Just before Passover, our good friend Josh Tupper at Russ & Daughters appeared on the Martha Stewart Show to tout the now famous "Super Heeb" sandwich. Even before it was called the Super Heeb, I was purchasing whitefish and baked salmon salad and horseradish cream cheese, bringing it home and schmearing it on a bagel. Tupper not unceremoniously named the sandwich after our magazine when we named it one of the best foods in the whole wide world in our 2006 Food Issue. Since 2006, the public hasn’t been able to get enough of the sandwich. The Heeb (the "Super Heeb" is topped off with wasabi flying fish roe) has gone on to become the most popular sandwich at Russ & Daughters (according to Tupper) and has garnered critical acclaim by people who know much more about food than we do.
To be sure, the origins of the sandwich have been widely acknowledged
, though we gave the matter little thought because our informal collaboration was inspired not by the love of attention–but by the love of whitefish. And to their credit, Russ & Daughters
have never hidden the sandwich’s origins. That’s why Tupper’s explanation of the name of the sandwich felt so strange when he explained it to Stewart. For some strange reason, just before the show, Tupper decided to change the name to "Heebster" in a naive effort to divorce the sandwich from the magazine. For those of you too lazy to click on the first link in this post, here are the highlights:
Martha Stewart: What’s a Heebster?
Josh Tupper: It’s kind of a combination of old and new. We have whitefish salad, which is the traditional thing we’ve served forever and we have wasabi roe…
Martha Stewart: (interrupting) But what does Heebster mean?
Josh Tupper: Heebster means nothing. Just kind of hipster.

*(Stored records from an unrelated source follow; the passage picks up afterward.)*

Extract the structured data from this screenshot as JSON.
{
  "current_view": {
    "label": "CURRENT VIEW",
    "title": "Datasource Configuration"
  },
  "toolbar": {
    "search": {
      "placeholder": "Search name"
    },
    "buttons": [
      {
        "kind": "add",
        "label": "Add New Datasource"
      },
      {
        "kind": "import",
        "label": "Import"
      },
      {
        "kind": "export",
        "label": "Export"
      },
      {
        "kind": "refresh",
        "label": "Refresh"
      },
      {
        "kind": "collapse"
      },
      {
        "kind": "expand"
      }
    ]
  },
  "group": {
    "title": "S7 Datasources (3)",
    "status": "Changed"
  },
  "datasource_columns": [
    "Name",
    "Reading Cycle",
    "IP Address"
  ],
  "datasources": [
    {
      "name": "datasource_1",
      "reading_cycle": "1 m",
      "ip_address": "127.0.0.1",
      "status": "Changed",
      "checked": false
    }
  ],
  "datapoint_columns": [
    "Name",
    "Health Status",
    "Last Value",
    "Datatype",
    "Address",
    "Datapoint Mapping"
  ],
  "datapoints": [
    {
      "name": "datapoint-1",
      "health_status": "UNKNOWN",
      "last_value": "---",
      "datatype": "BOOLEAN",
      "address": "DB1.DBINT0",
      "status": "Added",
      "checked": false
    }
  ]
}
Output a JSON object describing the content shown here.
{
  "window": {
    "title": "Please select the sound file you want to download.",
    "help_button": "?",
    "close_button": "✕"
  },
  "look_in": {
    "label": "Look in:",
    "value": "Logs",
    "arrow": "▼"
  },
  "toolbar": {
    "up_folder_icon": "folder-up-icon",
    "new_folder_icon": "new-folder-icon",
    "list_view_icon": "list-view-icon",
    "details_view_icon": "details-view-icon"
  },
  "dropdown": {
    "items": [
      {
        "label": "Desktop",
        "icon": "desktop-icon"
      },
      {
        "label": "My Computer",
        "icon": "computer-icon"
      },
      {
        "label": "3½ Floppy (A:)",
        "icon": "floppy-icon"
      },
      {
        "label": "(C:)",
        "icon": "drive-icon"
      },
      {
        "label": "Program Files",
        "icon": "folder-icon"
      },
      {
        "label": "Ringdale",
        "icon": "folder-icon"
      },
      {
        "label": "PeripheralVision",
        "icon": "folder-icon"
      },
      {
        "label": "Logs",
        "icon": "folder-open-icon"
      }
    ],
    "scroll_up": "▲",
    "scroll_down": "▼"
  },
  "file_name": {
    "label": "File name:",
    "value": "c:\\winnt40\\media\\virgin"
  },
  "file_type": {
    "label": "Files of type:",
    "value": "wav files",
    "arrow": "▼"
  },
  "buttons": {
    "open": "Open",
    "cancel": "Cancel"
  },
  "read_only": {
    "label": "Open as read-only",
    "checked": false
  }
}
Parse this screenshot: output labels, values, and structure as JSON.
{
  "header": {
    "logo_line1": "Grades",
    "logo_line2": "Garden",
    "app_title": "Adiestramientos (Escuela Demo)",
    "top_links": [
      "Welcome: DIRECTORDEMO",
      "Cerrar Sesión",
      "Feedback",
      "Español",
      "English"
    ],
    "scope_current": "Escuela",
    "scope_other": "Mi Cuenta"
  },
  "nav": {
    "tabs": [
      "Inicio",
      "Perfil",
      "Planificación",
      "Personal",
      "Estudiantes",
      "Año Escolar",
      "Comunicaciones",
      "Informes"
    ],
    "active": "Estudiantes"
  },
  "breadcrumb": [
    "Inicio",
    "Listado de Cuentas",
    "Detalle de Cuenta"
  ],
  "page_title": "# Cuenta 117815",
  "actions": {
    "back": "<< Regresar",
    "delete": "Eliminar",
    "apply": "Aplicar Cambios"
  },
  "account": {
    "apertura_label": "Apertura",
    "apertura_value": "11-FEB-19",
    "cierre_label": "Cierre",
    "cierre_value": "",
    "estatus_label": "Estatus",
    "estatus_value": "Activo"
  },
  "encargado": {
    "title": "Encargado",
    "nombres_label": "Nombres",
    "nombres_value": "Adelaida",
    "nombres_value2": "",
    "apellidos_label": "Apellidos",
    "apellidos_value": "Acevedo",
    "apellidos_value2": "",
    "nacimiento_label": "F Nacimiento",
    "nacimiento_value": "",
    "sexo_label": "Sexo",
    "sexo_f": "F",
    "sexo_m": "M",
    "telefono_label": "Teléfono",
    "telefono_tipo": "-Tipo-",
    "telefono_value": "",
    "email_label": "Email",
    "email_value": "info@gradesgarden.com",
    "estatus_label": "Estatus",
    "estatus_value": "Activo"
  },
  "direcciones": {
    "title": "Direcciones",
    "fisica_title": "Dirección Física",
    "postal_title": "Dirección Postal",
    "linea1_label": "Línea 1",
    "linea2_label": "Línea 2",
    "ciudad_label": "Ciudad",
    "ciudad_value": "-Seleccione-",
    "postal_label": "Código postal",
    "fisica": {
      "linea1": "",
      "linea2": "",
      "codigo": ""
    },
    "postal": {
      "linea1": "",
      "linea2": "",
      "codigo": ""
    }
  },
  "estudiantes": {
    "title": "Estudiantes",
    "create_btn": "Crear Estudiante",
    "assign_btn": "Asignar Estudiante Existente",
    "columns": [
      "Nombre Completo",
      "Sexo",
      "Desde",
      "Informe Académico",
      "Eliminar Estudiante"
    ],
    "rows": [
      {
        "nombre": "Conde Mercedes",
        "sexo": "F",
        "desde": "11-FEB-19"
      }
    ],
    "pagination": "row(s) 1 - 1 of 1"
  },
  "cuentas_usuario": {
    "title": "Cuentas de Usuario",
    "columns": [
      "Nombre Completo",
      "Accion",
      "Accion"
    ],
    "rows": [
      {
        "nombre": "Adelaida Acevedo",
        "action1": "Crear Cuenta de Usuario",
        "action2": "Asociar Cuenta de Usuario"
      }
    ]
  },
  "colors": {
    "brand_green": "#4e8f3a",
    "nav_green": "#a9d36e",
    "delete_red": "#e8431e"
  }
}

Sort of old school and hipster. We made it up.
Now, I’ve said plenty of stupid things when I’ve been interviewed over the years and can easily imagine misspeaking when put on the spot–especially by someone with as much power as Stewart. So, I asked Tupper why he went out of his way to conceal the true origins of the sandwich. He told me that he had quite a few discussions about it beforehand and then made the conscious decision to tell the fish story out of the fear of offending Martha’s people and potential customers.
Let’s put aside the argument that Tupper should have simply told Stewart that the sandwich was named after a satirical Jewish culture magazine that helped inspire it. Let’s also put aside the argument that the word "Heebster" isn’t any less "offensive" than the word "Heeb." Let’s also put aside the argument that Tupper’s apocryphal (and just plain weird) origins myth might have inspired more people to turn the channel than the claim that his sandwich was named after a magazine called "Heeb." Let’s also put aside the idea that Tupper has 12 other sandwiches on his menu to talk to Stewart about. (Why not show her how to make the one with sturgeon, sable and smoked salmon? I’m sure she’d love to utter it’s name–"Meshugge"–on the air.)
Put aside all of this because what is truly significant here is that Tupper was doing this for Martha. Yes, she has the power to move more fish sandwiches in one television spot than I could probably eat in my entire lifetime, but it is not just any old power. This was not Rachael Ray power. Or even Oprah power. Martha Stewart’s power is the power of WASP respectability. I don’t blame Tupper for wanting to keep a time-honored family business alive under the most brutal economic conditions in recent memory. I blame him for not being more self-conscious about the larger significance of his actions. Changing a name to fit in with the WASPs is an embarassing chapter in our cultural history–even if it was just the name you gave to your whitefish, baked salmon salad and cream cheese sandwich.